Terrible Raycaster Performance

Hey,

I am currently writing a raycaster based on this article, here, however when implemented in OpenFL, I get horrendous performance, or a crash. The code is available in this gist, here. I understand that software rendering is slow, pixel manipulation more-so, but how can I optimize this to achieve a playable performance?

I have implemented the same code in Kha as well, with “better” performance, I guess.

Any help would be appreciated.

Thanks, G

getPixel, setPixel and fillRect are going to be software operations, so it’s up to the CPU performance of modifying the pixels, then uploading that to a GL texture again before rendering.

How is it working in Kha?

It’s done by using a similar method; getting and setting pixels of an Image which is then drawn. Performance is not terrible, when run on HTML5. How could I speed this up, or what’s the hardware accelerated alternative?

I’d imagine that a single call to setPixels() would be faster than a bunch of calls to setPixel().

The best solution would be to directly apply your bitmap rectangle texture to a polygon mesh (composed of 2 triangles for each of your walls) by directly accessing openGL. That way all the computation would be performed by your GPU.

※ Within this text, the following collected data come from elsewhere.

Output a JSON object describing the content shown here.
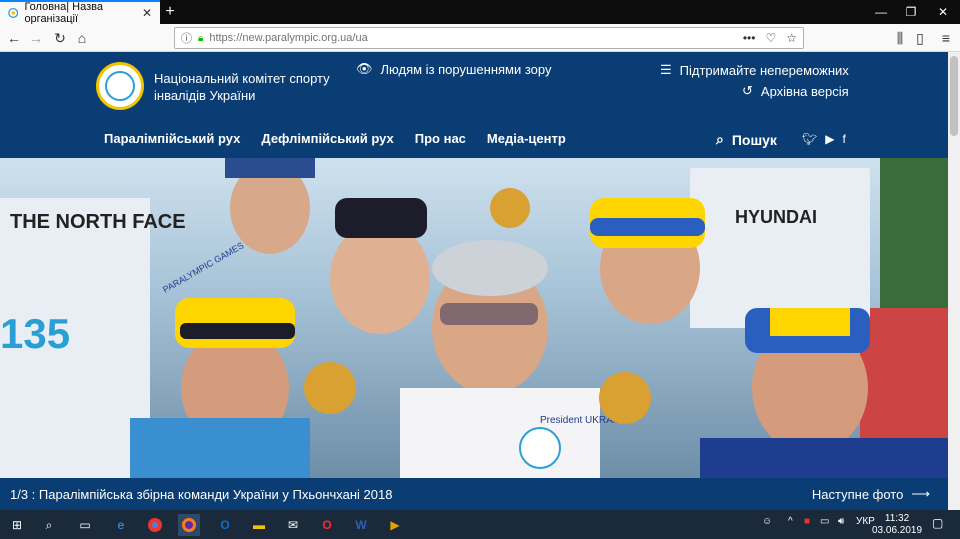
{
  "browser": {
    "tab_title": "Головна| Назва організації",
    "tab_close": "✕",
    "new_tab": "+",
    "url": "https://new.paralympic.org.ua/ua",
    "url_actions": "•••"
  },
  "site": {
    "org_name": "Національний комітет спорту інвалідів України",
    "vision_link": "Людям із порушеннями зору",
    "support_link": "Підтримайте непереможних",
    "archive_link": "Архівна версія",
    "menu": [
      "Паралімпійський рух",
      "Дефлімпійський рух",
      "Про нас",
      "Медіа-центр"
    ],
    "search_label": "Пошук"
  },
  "hero": {
    "caption": "1/3 : Паралімпійська збірна команди України у Пхьончхані 2018",
    "next_label": "Наступне фото",
    "texts": [
      "THE NORTH FACE",
      "HYUNDAI",
      "135",
      "President UKRAINE",
      "PARALYMPIC GAMES",
      "UKRAINE"
    ]
  },
  "taskbar": {
    "lang": "УКР",
    "time": "11:32",
    "date": "03.06.2019"
  },
  "colors": {
    "site_bg": "#0a3d74",
    "tab_accent": "#0a84ff",
    "taskbar_bg": "#1b2a3a"
  }
}
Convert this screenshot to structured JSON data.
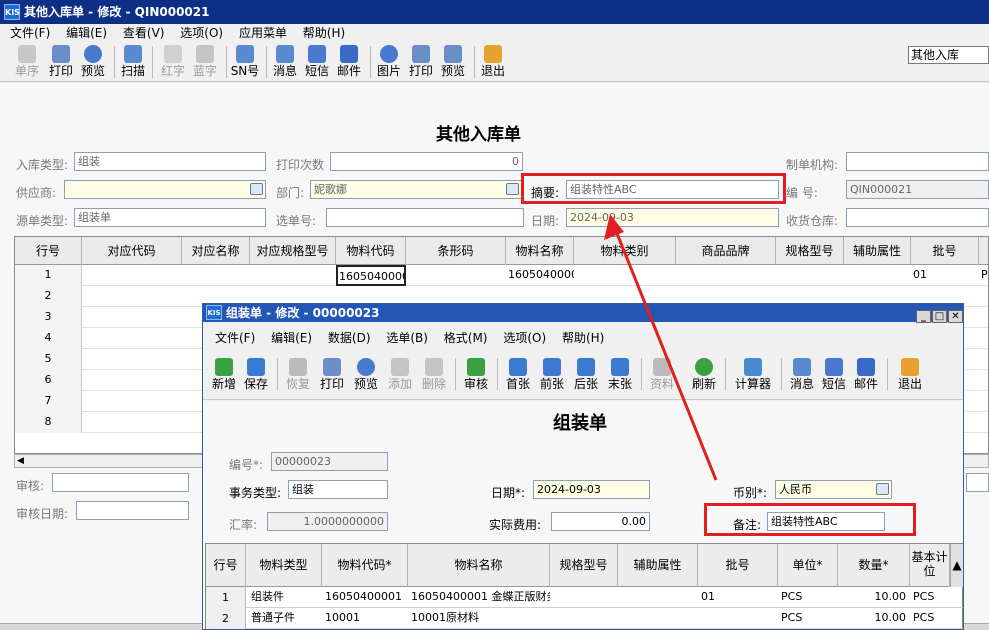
{
  "main_window": {
    "title": "其他入库单 - 修改 - QIN000021",
    "logo": "KIS",
    "menu": [
      "文件(F)",
      "编辑(E)",
      "查看(V)",
      "选项(O)",
      "应用菜单",
      "帮助(H)"
    ],
    "toolbar": [
      {
        "label": "单序",
        "icon": "sort-icon",
        "enabled": false
      },
      {
        "label": "打印",
        "icon": "print-icon",
        "enabled": true
      },
      {
        "label": "预览",
        "icon": "preview-icon",
        "enabled": true
      },
      {
        "label": "扫描",
        "icon": "scan-icon",
        "enabled": true
      },
      {
        "label": "红字",
        "icon": "red-a-icon",
        "enabled": false
      },
      {
        "label": "蓝字",
        "icon": "blue-a-icon",
        "enabled": false
      },
      {
        "label": "SN号",
        "icon": "sn-icon",
        "enabled": true
      },
      {
        "label": "消息",
        "icon": "message-icon",
        "enabled": true
      },
      {
        "label": "短信",
        "icon": "sms-icon",
        "enabled": true
      },
      {
        "label": "邮件",
        "icon": "mail-icon",
        "enabled": true
      },
      {
        "label": "图片",
        "icon": "picture-icon",
        "enabled": true
      },
      {
        "label": "打印",
        "icon": "print2-icon",
        "enabled": true
      },
      {
        "label": "预览",
        "icon": "preview2-icon",
        "enabled": true
      },
      {
        "label": "退出",
        "icon": "exit-icon",
        "enabled": true
      }
    ],
    "doc_type_select": "其他入库",
    "form_title": "其他入库单",
    "fields": {
      "in_type_label": "入库类型:",
      "in_type_value": "组装",
      "print_count_label": "打印次数",
      "print_count_value": "0",
      "maker_org_label": "制单机构:",
      "maker_org_value": "",
      "supplier_label": "供应商:",
      "supplier_value": "",
      "dept_label": "部门:",
      "dept_value": "妮歌娜",
      "summary_label": "摘要:",
      "summary_value": "组装特性ABC",
      "number_label": "编    号:",
      "number_value": "QIN000021",
      "src_type_label": "源单类型:",
      "src_type_value": "组装单",
      "sel_no_label": "选单号:",
      "sel_no_value": "",
      "date_label": "日期:",
      "date_value": "2024-09-03",
      "warehouse_label": "收货仓库:",
      "warehouse_value": "",
      "audit_label": "审核:",
      "audit_value": "",
      "audit_date_label": "审核日期:",
      "audit_date_value": ""
    },
    "grid": {
      "headers": [
        "行号",
        "对应代码",
        "对应名称",
        "对应规格型号",
        "物料代码",
        "条形码",
        "物料名称",
        "物料类别",
        "商品品牌",
        "规格型号",
        "辅助属性",
        "批号",
        "P"
      ],
      "rows": [
        {
          "n": "1",
          "code": "16050400001",
          "name": "16050400001",
          "batch": "01",
          "unit": "P"
        },
        {
          "n": "2"
        },
        {
          "n": "3"
        },
        {
          "n": "4"
        },
        {
          "n": "5"
        },
        {
          "n": "6"
        },
        {
          "n": "7"
        },
        {
          "n": "8"
        }
      ]
    }
  },
  "dialog": {
    "title": "组装单 - 修改 - 00000023",
    "logo": "KIS",
    "menu": [
      "文件(F)",
      "编辑(E)",
      "数据(D)",
      "选单(B)",
      "格式(M)",
      "选项(O)",
      "帮助(H)"
    ],
    "toolbar": [
      {
        "label": "新增",
        "icon": "new-icon",
        "enabled": true
      },
      {
        "label": "保存",
        "icon": "save-icon",
        "enabled": true
      },
      {
        "label": "恢复",
        "icon": "undo-icon",
        "enabled": false
      },
      {
        "label": "打印",
        "icon": "print-icon",
        "enabled": true
      },
      {
        "label": "预览",
        "icon": "preview-icon",
        "enabled": true
      },
      {
        "label": "添加",
        "icon": "add-row-icon",
        "enabled": false
      },
      {
        "label": "删除",
        "icon": "delete-row-icon",
        "enabled": false
      },
      {
        "label": "审核",
        "icon": "audit-icon",
        "enabled": true
      },
      {
        "label": "首张",
        "icon": "first-icon",
        "enabled": true
      },
      {
        "label": "前张",
        "icon": "prev-icon",
        "enabled": true
      },
      {
        "label": "后张",
        "icon": "next-icon",
        "enabled": true
      },
      {
        "label": "末张",
        "icon": "last-icon",
        "enabled": true
      },
      {
        "label": "资料",
        "icon": "data-icon",
        "enabled": false
      },
      {
        "label": "刷新",
        "icon": "refresh-icon",
        "enabled": true
      },
      {
        "label": "计算器",
        "icon": "calculator-icon",
        "enabled": true
      },
      {
        "label": "消息",
        "icon": "message-icon",
        "enabled": true
      },
      {
        "label": "短信",
        "icon": "sms-icon",
        "enabled": true
      },
      {
        "label": "邮件",
        "icon": "mail-icon",
        "enabled": true
      },
      {
        "label": "退出",
        "icon": "exit-icon",
        "enabled": true
      }
    ],
    "form_title": "组装单",
    "fields": {
      "number_label": "编号*:",
      "number_value": "00000023",
      "biz_type_label": "事务类型:",
      "biz_type_value": "组装",
      "date_label": "日期*:",
      "date_value": "2024-09-03",
      "currency_label": "币别*:",
      "currency_value": "人民币",
      "rate_label": "汇率:",
      "rate_value": "1.0000000000",
      "actual_fee_label": "实际费用:",
      "actual_fee_value": "0.00",
      "remark_label": "备注:",
      "remark_value": "组装特性ABC"
    },
    "grid": {
      "headers": [
        "行号",
        "物料类型",
        "物料代码*",
        "物料名称",
        "规格型号",
        "辅助属性",
        "批号",
        "单位*",
        "数量*",
        "基本计位"
      ],
      "rows": [
        {
          "n": "1",
          "type": "组装件",
          "code": "16050400001",
          "name": "16050400001 金蝶正版财务",
          "batch": "01",
          "unit": "PCS",
          "qty": "10.00",
          "base": "PCS"
        },
        {
          "n": "2",
          "type": "普通子件",
          "code": "10001",
          "name": "10001原材料",
          "batch": "",
          "unit": "PCS",
          "qty": "10.00",
          "base": "PCS"
        }
      ]
    }
  },
  "colors": {
    "highlight": "#e02020",
    "titlebar": "#0d2f86",
    "dialog_title": "#2456b6"
  }
}
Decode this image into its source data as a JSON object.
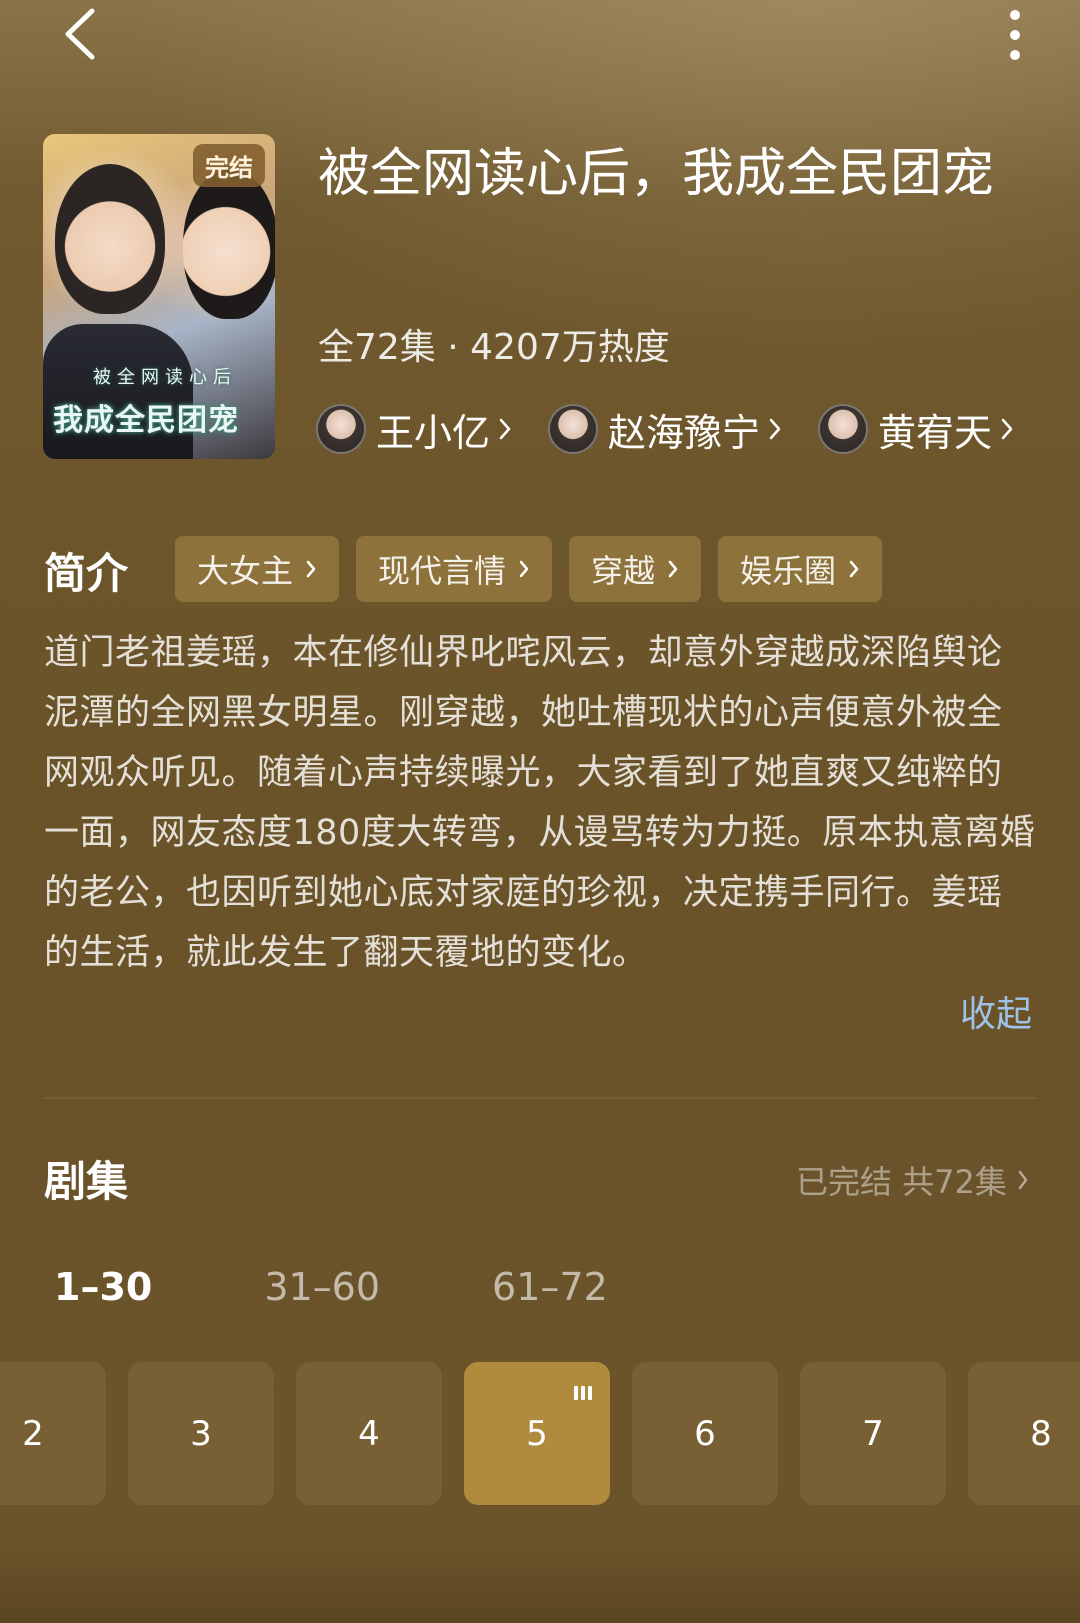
{
  "nav": {
    "back_icon": "chevron-left-icon",
    "more_icon": "more-vertical-icon"
  },
  "drama": {
    "poster_badge": "完结",
    "poster_title": "我成全民团宠",
    "poster_subtitle": "被全网读心后",
    "title": "被全网读心后，我成全民团宠",
    "meta": "全72集 · 4207万热度",
    "actors": [
      {
        "name": "王小亿"
      },
      {
        "name": "赵海豫宁"
      },
      {
        "name": "黄宥天"
      }
    ]
  },
  "intro": {
    "label": "简介",
    "tags": [
      "大女主",
      "现代言情",
      "穿越",
      "娱乐圈"
    ],
    "description": "道门老祖姜瑶，本在修仙界叱咤风云，却意外穿越成深陷舆论泥潭的全网黑女明星。刚穿越，她吐槽现状的心声便意外被全网观众听见。随着心声持续曝光，大家看到了她直爽又纯粹的一面，网友态度180度大转弯，从谩骂转为力挺。原本执意离婚的老公，也因听到她心底对家庭的珍视，决定携手同行。姜瑶的生活，就此发生了翻天覆地的变化。",
    "collapse_label": "收起"
  },
  "episodes": {
    "label": "剧集",
    "status": "已完结 共72集",
    "ranges": [
      "1–30",
      "31–60",
      "61–72"
    ],
    "active_range": "1–30",
    "items": [
      "2",
      "3",
      "4",
      "5",
      "6",
      "7",
      "8"
    ],
    "current": "5"
  },
  "colors": {
    "background": "#6b532a",
    "accent_current_episode": "#b08a3d",
    "link": "#9fc2e8"
  }
}
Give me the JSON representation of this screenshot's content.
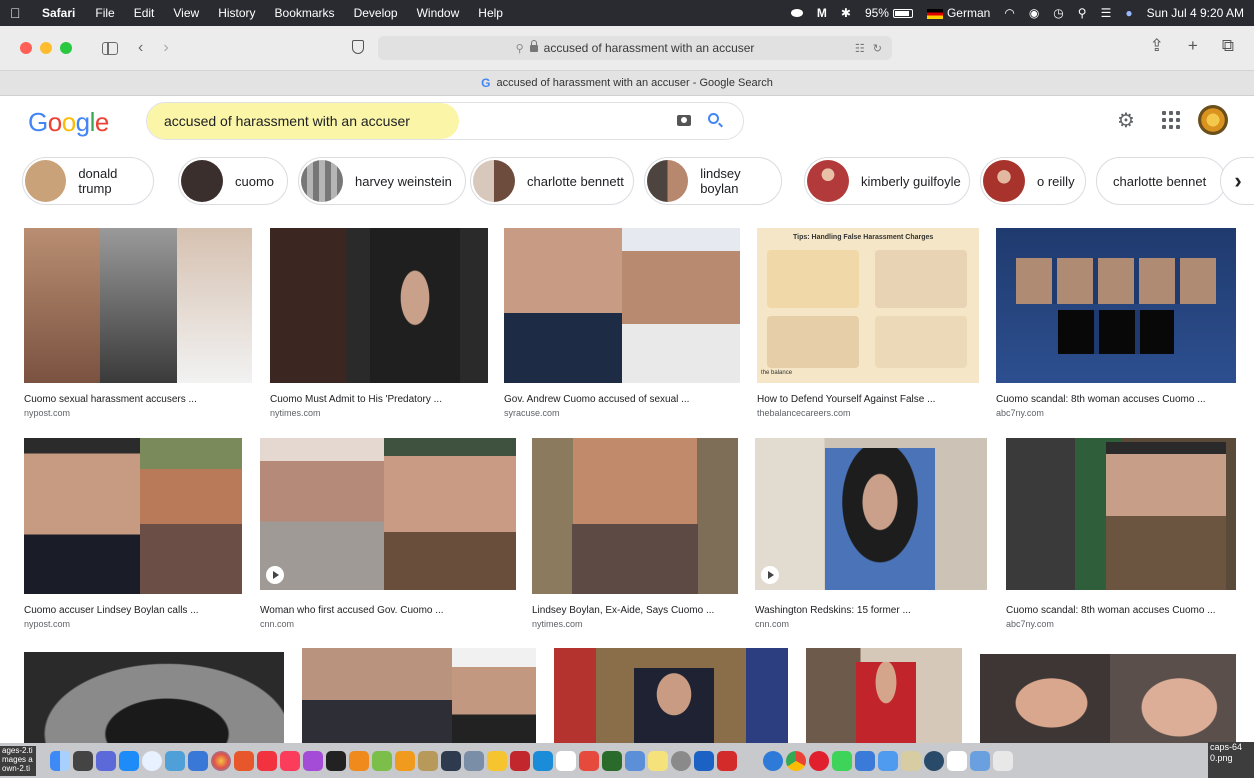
{
  "menubar": {
    "app_name": "Safari",
    "items": [
      "File",
      "Edit",
      "View",
      "History",
      "Bookmarks",
      "Develop",
      "Window",
      "Help"
    ],
    "battery": "95%",
    "language": "German",
    "datetime": "Sun Jul 4  9:20 AM"
  },
  "browser": {
    "address": "accused of harassment with an accuser",
    "tab_title": "accused of harassment with an accuser - Google Search"
  },
  "google": {
    "logo_letters": [
      "G",
      "o",
      "o",
      "g",
      "l",
      "e"
    ],
    "query": "accused of harassment with an accuser"
  },
  "chips": [
    {
      "label": "donald trump",
      "color": "#c9a27a"
    },
    {
      "label": "cuomo",
      "color": "#3a2f2d"
    },
    {
      "label": "harvey weinstein",
      "color": "#8d8d8d"
    },
    {
      "label": "charlotte bennett",
      "color": "#6d4c3d"
    },
    {
      "label": "lindsey boylan",
      "color": "#4d4440"
    },
    {
      "label": "kimberly guilfoyle",
      "color": "#b23a3a"
    },
    {
      "label": "o reilly",
      "color": "#a8322c"
    },
    {
      "label": "charlotte bennet",
      "color": ""
    }
  ],
  "results": [
    {
      "caption": "Cuomo sexual harassment accusers ...",
      "source": "nypost.com"
    },
    {
      "caption": "Cuomo Must Admit to His 'Predatory ...",
      "source": "nytimes.com"
    },
    {
      "caption": "Gov. Andrew Cuomo accused of sexual ...",
      "source": "syracuse.com"
    },
    {
      "caption": "How to Defend Yourself Against False ...",
      "source": "thebalancecareers.com",
      "thumb_title": "Tips: Handling False Harassment Charges",
      "thumb_brand": "the balance"
    },
    {
      "caption": "Cuomo scandal: 8th woman accuses Cuomo ...",
      "source": "abc7ny.com"
    },
    {
      "caption": "Cuomo accuser Lindsey Boylan calls ...",
      "source": "nypost.com"
    },
    {
      "caption": "Woman who first accused Gov. Cuomo ...",
      "source": "cnn.com"
    },
    {
      "caption": "Lindsey Boylan, Ex-Aide, Says Cuomo ...",
      "source": "nytimes.com"
    },
    {
      "caption": "Washington Redskins: 15 former ...",
      "source": "cnn.com"
    },
    {
      "caption": "Cuomo scandal: 8th woman accuses Cuomo ...",
      "source": "abc7ny.com"
    }
  ],
  "dock": {
    "left_label": "ages-2.ti\nmages a\nown-2.ti",
    "right_label": "caps-64\n0.png"
  }
}
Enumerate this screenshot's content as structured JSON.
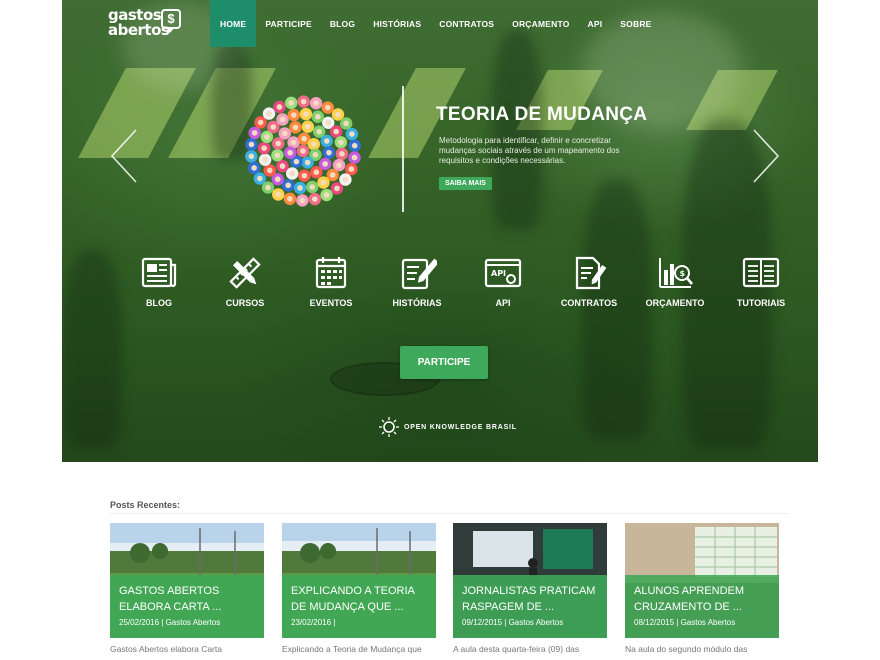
{
  "logo": {
    "line1": "gastos",
    "line2": "abertos",
    "symbol": "$"
  },
  "nav": {
    "items": [
      {
        "label": "HOME",
        "active": true
      },
      {
        "label": "PARTICIPE",
        "active": false
      },
      {
        "label": "BLOG",
        "active": false
      },
      {
        "label": "HISTÓRIAS",
        "active": false
      },
      {
        "label": "CONTRATOS",
        "active": false
      },
      {
        "label": "ORÇAMENTO",
        "active": false
      },
      {
        "label": "API",
        "active": false
      },
      {
        "label": "SOBRE",
        "active": false
      }
    ]
  },
  "slider": {
    "title": "TEORIA DE  MUDANÇA",
    "description": "Metodologia para identificar, definir e concretizar mudanças sociais através de um mapeamento dos requisitos e condições necessárias.",
    "button": "SAIBA MAIS",
    "prev_icon": "chevron-left-icon",
    "next_icon": "chevron-right-icon"
  },
  "categories": [
    {
      "label": "BLOG",
      "icon": "newspaper-icon"
    },
    {
      "label": "CURSOS",
      "icon": "ruler-pencil-icon"
    },
    {
      "label": "EVENTOS",
      "icon": "calendar-icon"
    },
    {
      "label": "HISTÓRIAS",
      "icon": "notepad-icon"
    },
    {
      "label": "API",
      "icon": "api-window-icon"
    },
    {
      "label": "CONTRATOS",
      "icon": "contract-icon"
    },
    {
      "label": "ORÇAMENTO",
      "icon": "budget-chart-icon"
    },
    {
      "label": "TUTORIAIS",
      "icon": "open-book-icon"
    }
  ],
  "cta": {
    "label": "PARTICIPE"
  },
  "okbr": {
    "label": "OPEN KNOWLEDGE BRASIL"
  },
  "posts": {
    "heading": "Posts Recentes:",
    "items": [
      {
        "title": "GASTOS ABERTOS ELABORA CARTA ...",
        "meta": "25/02/2016 | Gastos Abertos",
        "excerpt": "Gastos Abertos elabora Carta"
      },
      {
        "title": "EXPLICANDO A TEORIA DE MUDANÇA QUE ...",
        "meta": "23/02/2016 |",
        "excerpt": "Explicando a Teoria de Mudança que"
      },
      {
        "title": "JORNALISTAS PRATICAM RASPAGEM DE ...",
        "meta": "09/12/2015 | Gastos Abertos",
        "excerpt": "A aula desta quarta-feira (09) das"
      },
      {
        "title": "ALUNOS APRENDEM CRUZAMENTO DE ...",
        "meta": "08/12/2015 | Gastos Abertos",
        "excerpt": "Na aula do segundo módulo das"
      }
    ]
  },
  "colors": {
    "accent": "#3fa95b",
    "nav_active": "#1e8d6a",
    "hero_green": "#356328"
  }
}
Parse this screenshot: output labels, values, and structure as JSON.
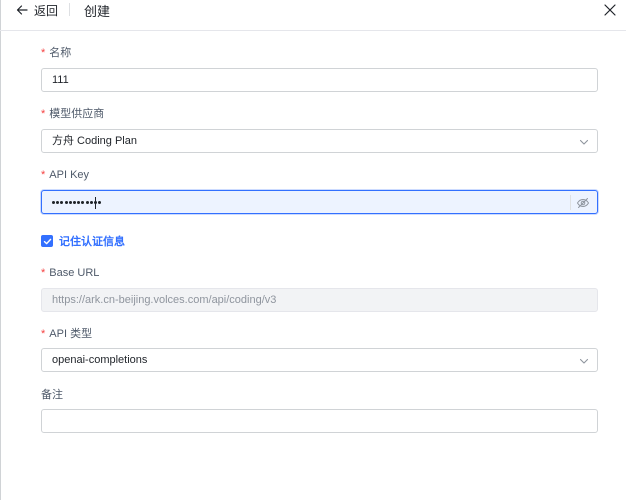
{
  "header": {
    "back_label": "返回",
    "title": "创建"
  },
  "form": {
    "name": {
      "label": "名称",
      "required": "*",
      "value": "111"
    },
    "provider": {
      "label": "模型供应商",
      "required": "*",
      "value": "方舟 Coding Plan"
    },
    "api_key": {
      "label": "API Key",
      "required": "*",
      "masked_length": 12
    },
    "remember": {
      "label": "记住认证信息",
      "checked": true
    },
    "base_url": {
      "label": "Base URL",
      "required": "*",
      "placeholder": "https://ark.cn-beijing.volces.com/api/coding/v3"
    },
    "api_type": {
      "label": "API 类型",
      "required": "*",
      "value": "openai-completions"
    },
    "notes": {
      "label": "备注",
      "value": ""
    }
  },
  "icons": {
    "back": "arrow-left-icon",
    "close": "close-icon",
    "select": "chevron-down-icon",
    "password_toggle": "eye-off-icon",
    "checkbox": "check-icon"
  },
  "colors": {
    "accent": "#3370ff",
    "required": "#f53f3f",
    "focused_bg": "#edf3ff"
  }
}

Using lime.graphics.opengl and lime.graphics.GLRenderContext you can probably achieve what you want but you probably would have to write your own ‘DisplayObject’ class as I don’t think the openfl Sprite or Bitmap class directly expose their GL context object…

Does openfl test html5 -Dcanvas perform better, or openfl test windows -Dcairo?

HTML5 performance is okay, not playable, but okay. I am building with cairo at the moment. Is there anything I could replace the set/getPixel workflow with so it can be usable?

Edit: Cairo build crashes when you run.

Perhaps there is a way to adapt the code into something that would use OpenGL 3D acceleration for the rendering, rather than software. I found this online, which looks similar, although the draw calls are desktop GL, and not GLES-style calls like we use in Lime or OpenGLView

Nowadays using 3D acceleration is faster, than direct pixels manipulation.
If you want to make wolf-like engine, there is 3 ways:

  1. For each vertical column on screen do standard raycast, but draw each column via GPU (basically it will be 1px vertical line with texture). Wolf 3D for iPhone use this way.
  2. Draw entire walls (each wall - one textured quad). It harder to calculate wall coordinates (compared to way #1), but it is faster. I make Gloomy Dungeons 3D using this way, renderer - https://github.com/restorer/gloomy-dungeons-3d/blob/master/src/main/java/zame/game/engine/LevelRenderer.java#L295 , tracer - https://github.com/restorer/gloomy-dungeons-3d/blob/master/src/main/java/zame/game/engine/PortalTracer.java
  3. If your level is small, you can just render everything via GPU. And it will be pretty fast. Also this way you can render any level geometry, not just wolf-like

P. S. Probably way #1 will work well without OpenGL - using Bitmap / BitmapData (which will renders as img on html5 and drawImage() on canvas). Canvas example - http://mobile.zame-dev.org/gloomy-ii/#play , source - http://mobile.zame-dev.org/gloomy-ii/gloomy/js/engine.js (it is plain javascript, but I think you can do similar with OpenFL)

thank you, I’ll take a look at these!